GOOGLE ‘TIRES NEAR ME’
A website that ignores tire sales and doesn’t come up in Google search results is another lost opportunity, said Owen Moon, CEO of the online marketing agency Fixed Ops Digital.
“If you go right now and type in ‘tires near me’ [into Google], in your local market you’re going to probably see that not one franchise dealer actually shows up. It’s a huge problem.”
Google ranks search results based on content that is unique, useful and compelling, Moon said. To achieve this, dealers should build out service-department pages with detailed descriptions, video integration and clear pricing.
Dalrymple suggested creating a separate tire-centre page that sends a customer to a quoting tool within three clicks. This tool should produce an accurate and pared down list of choices that excludes discontinued or specialty products such as studded tires.

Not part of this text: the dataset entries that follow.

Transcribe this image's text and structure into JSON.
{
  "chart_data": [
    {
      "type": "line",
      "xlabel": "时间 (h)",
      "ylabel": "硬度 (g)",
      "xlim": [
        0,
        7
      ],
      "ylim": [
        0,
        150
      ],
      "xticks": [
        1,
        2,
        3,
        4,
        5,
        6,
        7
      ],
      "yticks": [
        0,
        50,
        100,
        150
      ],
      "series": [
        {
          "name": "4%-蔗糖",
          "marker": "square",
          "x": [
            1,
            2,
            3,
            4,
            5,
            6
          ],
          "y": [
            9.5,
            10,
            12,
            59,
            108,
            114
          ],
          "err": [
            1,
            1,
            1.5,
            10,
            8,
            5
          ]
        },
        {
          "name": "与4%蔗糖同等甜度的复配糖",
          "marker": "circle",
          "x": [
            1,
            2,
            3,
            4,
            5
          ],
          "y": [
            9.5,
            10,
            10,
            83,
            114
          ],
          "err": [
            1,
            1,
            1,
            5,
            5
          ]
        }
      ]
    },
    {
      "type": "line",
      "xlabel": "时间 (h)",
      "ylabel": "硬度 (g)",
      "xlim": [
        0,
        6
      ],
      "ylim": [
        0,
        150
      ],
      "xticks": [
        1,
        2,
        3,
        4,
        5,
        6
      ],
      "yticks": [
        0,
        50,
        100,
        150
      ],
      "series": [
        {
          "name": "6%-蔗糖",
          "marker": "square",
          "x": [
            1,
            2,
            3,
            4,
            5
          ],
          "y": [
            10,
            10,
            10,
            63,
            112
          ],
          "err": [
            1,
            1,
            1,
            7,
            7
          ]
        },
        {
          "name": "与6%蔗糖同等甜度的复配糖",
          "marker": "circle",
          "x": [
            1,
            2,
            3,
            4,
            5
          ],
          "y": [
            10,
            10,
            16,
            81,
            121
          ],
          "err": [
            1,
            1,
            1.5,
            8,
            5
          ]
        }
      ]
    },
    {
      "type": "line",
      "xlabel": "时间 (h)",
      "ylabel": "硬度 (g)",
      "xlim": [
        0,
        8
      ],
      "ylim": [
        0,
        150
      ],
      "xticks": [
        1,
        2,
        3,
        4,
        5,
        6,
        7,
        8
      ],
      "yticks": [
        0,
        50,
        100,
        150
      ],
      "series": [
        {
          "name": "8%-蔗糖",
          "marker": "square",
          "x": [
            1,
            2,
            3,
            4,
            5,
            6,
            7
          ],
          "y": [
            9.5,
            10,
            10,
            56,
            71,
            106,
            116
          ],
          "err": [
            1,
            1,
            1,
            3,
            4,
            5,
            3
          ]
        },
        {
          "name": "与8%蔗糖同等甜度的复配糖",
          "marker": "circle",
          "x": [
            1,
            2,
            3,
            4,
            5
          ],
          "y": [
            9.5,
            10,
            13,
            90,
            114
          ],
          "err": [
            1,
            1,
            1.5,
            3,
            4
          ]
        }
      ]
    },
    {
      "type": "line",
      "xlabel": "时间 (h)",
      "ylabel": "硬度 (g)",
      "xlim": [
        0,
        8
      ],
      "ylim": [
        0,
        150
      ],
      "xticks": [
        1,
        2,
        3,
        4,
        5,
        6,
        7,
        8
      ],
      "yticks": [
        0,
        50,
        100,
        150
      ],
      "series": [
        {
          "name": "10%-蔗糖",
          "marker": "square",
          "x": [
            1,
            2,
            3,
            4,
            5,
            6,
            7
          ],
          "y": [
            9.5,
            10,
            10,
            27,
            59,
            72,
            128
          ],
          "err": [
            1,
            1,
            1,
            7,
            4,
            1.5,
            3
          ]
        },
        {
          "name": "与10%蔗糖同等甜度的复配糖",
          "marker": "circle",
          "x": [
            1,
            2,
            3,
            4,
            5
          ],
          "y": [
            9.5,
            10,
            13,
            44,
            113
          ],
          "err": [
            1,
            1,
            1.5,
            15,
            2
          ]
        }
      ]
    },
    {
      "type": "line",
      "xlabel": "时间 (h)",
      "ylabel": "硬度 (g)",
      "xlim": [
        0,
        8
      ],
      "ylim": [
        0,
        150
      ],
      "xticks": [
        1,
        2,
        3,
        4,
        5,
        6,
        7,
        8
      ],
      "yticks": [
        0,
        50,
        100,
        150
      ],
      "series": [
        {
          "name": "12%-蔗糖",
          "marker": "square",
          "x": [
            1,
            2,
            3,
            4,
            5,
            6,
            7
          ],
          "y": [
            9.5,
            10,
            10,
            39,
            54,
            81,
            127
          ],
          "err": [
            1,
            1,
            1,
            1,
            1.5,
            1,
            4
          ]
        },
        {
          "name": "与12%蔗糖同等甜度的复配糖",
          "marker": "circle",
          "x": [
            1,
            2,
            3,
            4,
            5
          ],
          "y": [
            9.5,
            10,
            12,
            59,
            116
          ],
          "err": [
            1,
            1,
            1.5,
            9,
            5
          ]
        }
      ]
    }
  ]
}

The tool also should be easy to digest, for example, offering a good-better-best choice scenario.
“It’s a famous business case where if you present to a customer three jars of jams, it’s easier for them to make a decision than if you have an entire wall,” Dalrymple said, citing sales data analysis showing that customers most often choose the tire presented as the best choice.
“This is a grudge purchase for many people. They don’t do research. ...They’re just going to pick what they think is the best.”